Tuesday, 11 April 2017

Come stroll with me...

... through Argentat today...

Bridge across the Dordogne, Argentat
Situated on the river Dordogne in the département of Corrèze (19), there has been a settlement at Argentat since Gallic times, which is roughly from the 5th century BC.  I’m camped right beside the river in the shade of some well-established trees and it’s a comfortable kilometre and a half bike ride into town along the virtually single track rue St Etienne d’Obazine.  The road takes you past low farm houses with their distinctive roof tiles and along the river to bring you out on the D2120 and across the Dordogne and into town on Avenue Henry IV.  Follow the road through to avenue Pasteur and the heart of the town.
I lead my bike through the streets of half-timbered houses with their red and grey hued stone walls, traditional stone rooves and jutting balconies until I reach the main shopping area and bump into a wedding party.  The Hotel de Ville, dating from the 19th century, is resplendent as the back drop for the photos.  The bride and groom and guests then make their way along the avenue and down rue Château Nouvelle to the church of St-Pierre for the blessing.  A little further on and I pass a restaurant with tables all set waiting, trays full with empty champagne glasses anticipating being filled and a bevy of waiters, all smart, in matching shirts and trousers and all very neatly pressed!  I can‘t help but smile and I wish the happy couple well.
The Tourist office is my next stop for a 15-minute fix of free wifi.  As I sit in the shade and download my emails, I notice a gendarme standing on the corner of avenue du Jardin Public and talking into his phone.  I also see that a number of other locals are hanging around and looking down the street.  In the distance, I can hear the unmistakable sound of an unmuffled
piston engine, followed by an unbaffled exhaust discharge and then that weird smell of oil hits my nose.  The gendarme stretches out his arm and waves on the vehicle and around the corner comes a silver coloured, Bugatti Brescia wearing a red and white rally plate.  The
Bugatti Brescia
car rolls down the street to quai Lestrougie.
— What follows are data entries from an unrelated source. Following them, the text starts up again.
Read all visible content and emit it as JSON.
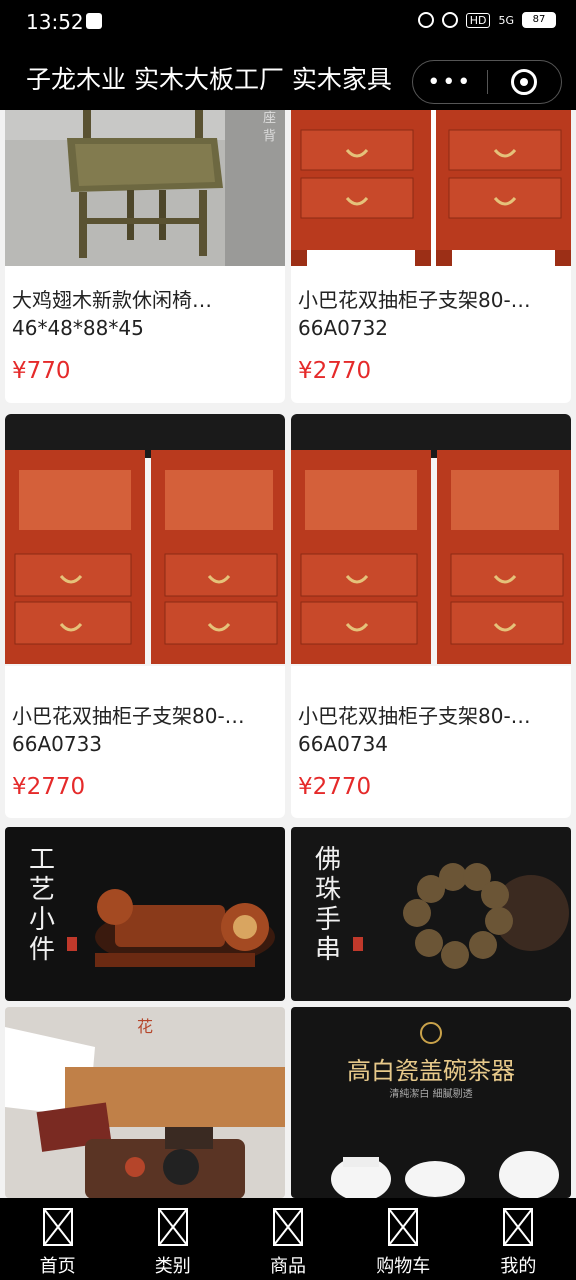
{
  "status_bar": {
    "time": "13:52",
    "battery": "87",
    "network_hd": "HD",
    "network_type": "5G"
  },
  "header": {
    "title": "子龙木业 实木大板工厂 实木家具",
    "more_label": "•••"
  },
  "products": [
    {
      "name": "大鸡翅木新款休闲椅…",
      "code": "46*48*88*45",
      "price": "¥770"
    },
    {
      "name": "小巴花双抽柜子支架80-…",
      "code": "66A0732",
      "price": "¥2770"
    },
    {
      "name": "小巴花双抽柜子支架80-…",
      "code": "66A0733",
      "price": "¥2770"
    },
    {
      "name": "小巴花双抽柜子支架80-…",
      "code": "66A0734",
      "price": "¥2770"
    }
  ],
  "banners": [
    {
      "text": "工艺小件"
    },
    {
      "text": "佛珠手串"
    },
    {
      "text": "花"
    },
    {
      "text": "高白瓷盖碗茶器",
      "sub": "清純潔白 細膩剔透"
    }
  ],
  "tabbar": [
    {
      "label": "首页",
      "icon": "home-icon",
      "active": true
    },
    {
      "label": "类别",
      "icon": "category-icon",
      "active": false
    },
    {
      "label": "商品",
      "icon": "goods-icon",
      "active": false
    },
    {
      "label": "购物车",
      "icon": "cart-icon",
      "active": false
    },
    {
      "label": "我的",
      "icon": "profile-icon",
      "active": false
    }
  ],
  "colors": {
    "price": "#e52a2a",
    "bar_bg": "#000000",
    "page_bg": "#f2f2f2"
  }
}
  Then another, a red one this time, then a third and I’m hooked.  Stuffing my phone in my pocket I get back on the bike and follow the cars.  I talk to an American lady driver.  It’s a club rally and all the vehicles are making their way to Angoulême for the Circuit des Remparts.  Another half an hour the quay is full of magnificent shining machines all lined up so that their owners can take lunch.  It’s amazing little discoveries like this that make this country so fascinating.
Car envy done with, I take some time to investigate the courpet that sits a little further down the quay.  Flat-bottomed boats (courpets), have been used on this river for centuries.  At first, just to carry livestock, goods and passengers across the river and to nearby towns and hamlets, but later, in the 18th and 19th centuries, these boats were used to transport wood for use in the vineyards of Bordeaux.  Then, this area was heavily forested and the wood was cut and fashioned into staves for barrels and stakes (carassones) to support the vines. 
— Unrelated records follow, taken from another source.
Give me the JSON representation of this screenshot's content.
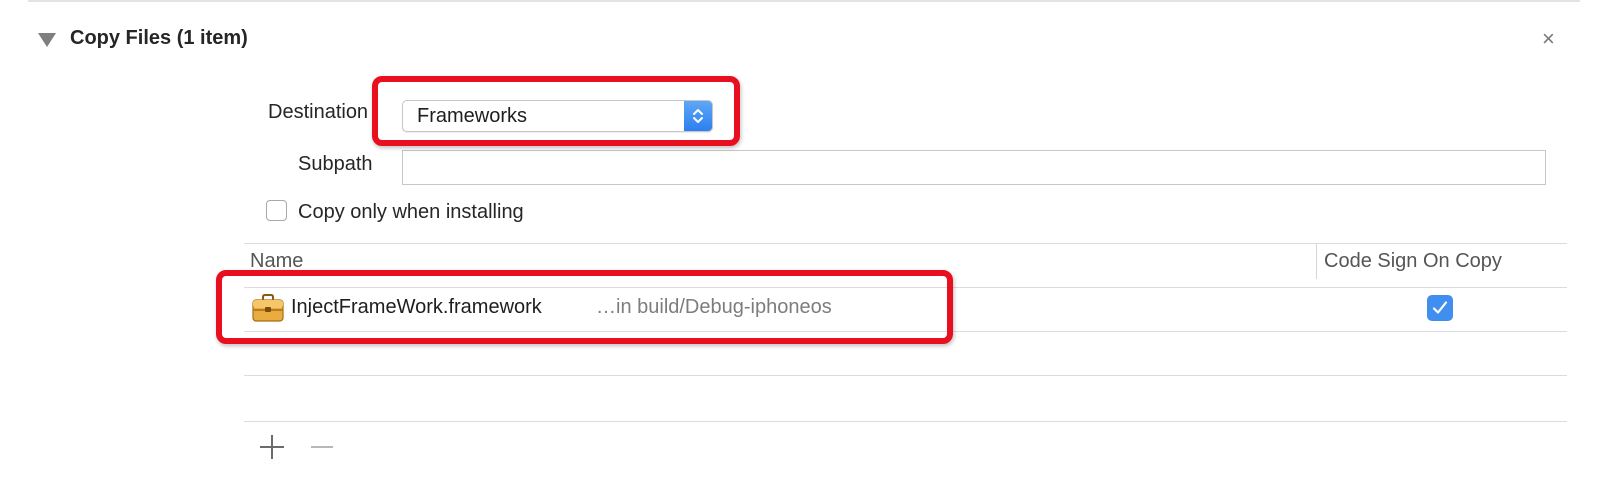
{
  "phase": {
    "title": "Copy Files (1 item)",
    "disclosure_icon": "disclosure-triangle-expanded",
    "close_symbol": "×"
  },
  "destination": {
    "label": "Destination",
    "value": "Frameworks",
    "icon": "popup-up-down-arrows"
  },
  "subpath": {
    "label": "Subpath",
    "value": "",
    "placeholder": ""
  },
  "copy_only": {
    "label": "Copy only when installing",
    "checked": false
  },
  "table": {
    "columns": [
      "Name",
      "Code Sign On Copy"
    ],
    "rows": [
      {
        "name": "InjectFrameWork.framework",
        "location": "…in build/Debug-iphoneos",
        "icon": "framework-toolbox-icon",
        "code_sign_on_copy": true
      }
    ]
  },
  "footer": {
    "add_icon": "plus-icon",
    "remove_icon": "minus-icon"
  },
  "colors": {
    "accent": "#3f8ef0",
    "annotation": "#e8101e"
  }
}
The boats were built, as and when required, of 15-metre long planks set side by side and connected together.  Using heat from burning coals, and steam to make the wood pliable, the stern would be fashioned and the sides raised.  With one very long stern oar (aviron en
A Courpet
godille)
and a couple of pairs of sculls (rames), the boat would be managed, full of wood for sale, down the river.  In Bordeaux, the cargo sold, the boat would be split up and also sold and the men, pockets full of cash and bags full of provisions required at home, would take the long walk back to their families.  The arrival of the railways eventually killed this source of revenue and work.
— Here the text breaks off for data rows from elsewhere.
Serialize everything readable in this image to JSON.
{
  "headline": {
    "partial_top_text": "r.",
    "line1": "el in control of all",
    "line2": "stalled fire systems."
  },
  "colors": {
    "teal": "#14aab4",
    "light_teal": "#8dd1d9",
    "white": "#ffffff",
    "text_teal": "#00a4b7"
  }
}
Curiosity satisfied I make my way through the remainder of the narrow streets and go into the church.  Its small and mostly 18th century with some interesting carvings.  There is a 13th century processional cross of note, some plate and a painting of Calvary but little else.  It’s time to head back and, as I cross the bridge, I cannot stop myself from taking one last look at the cars on the quay below.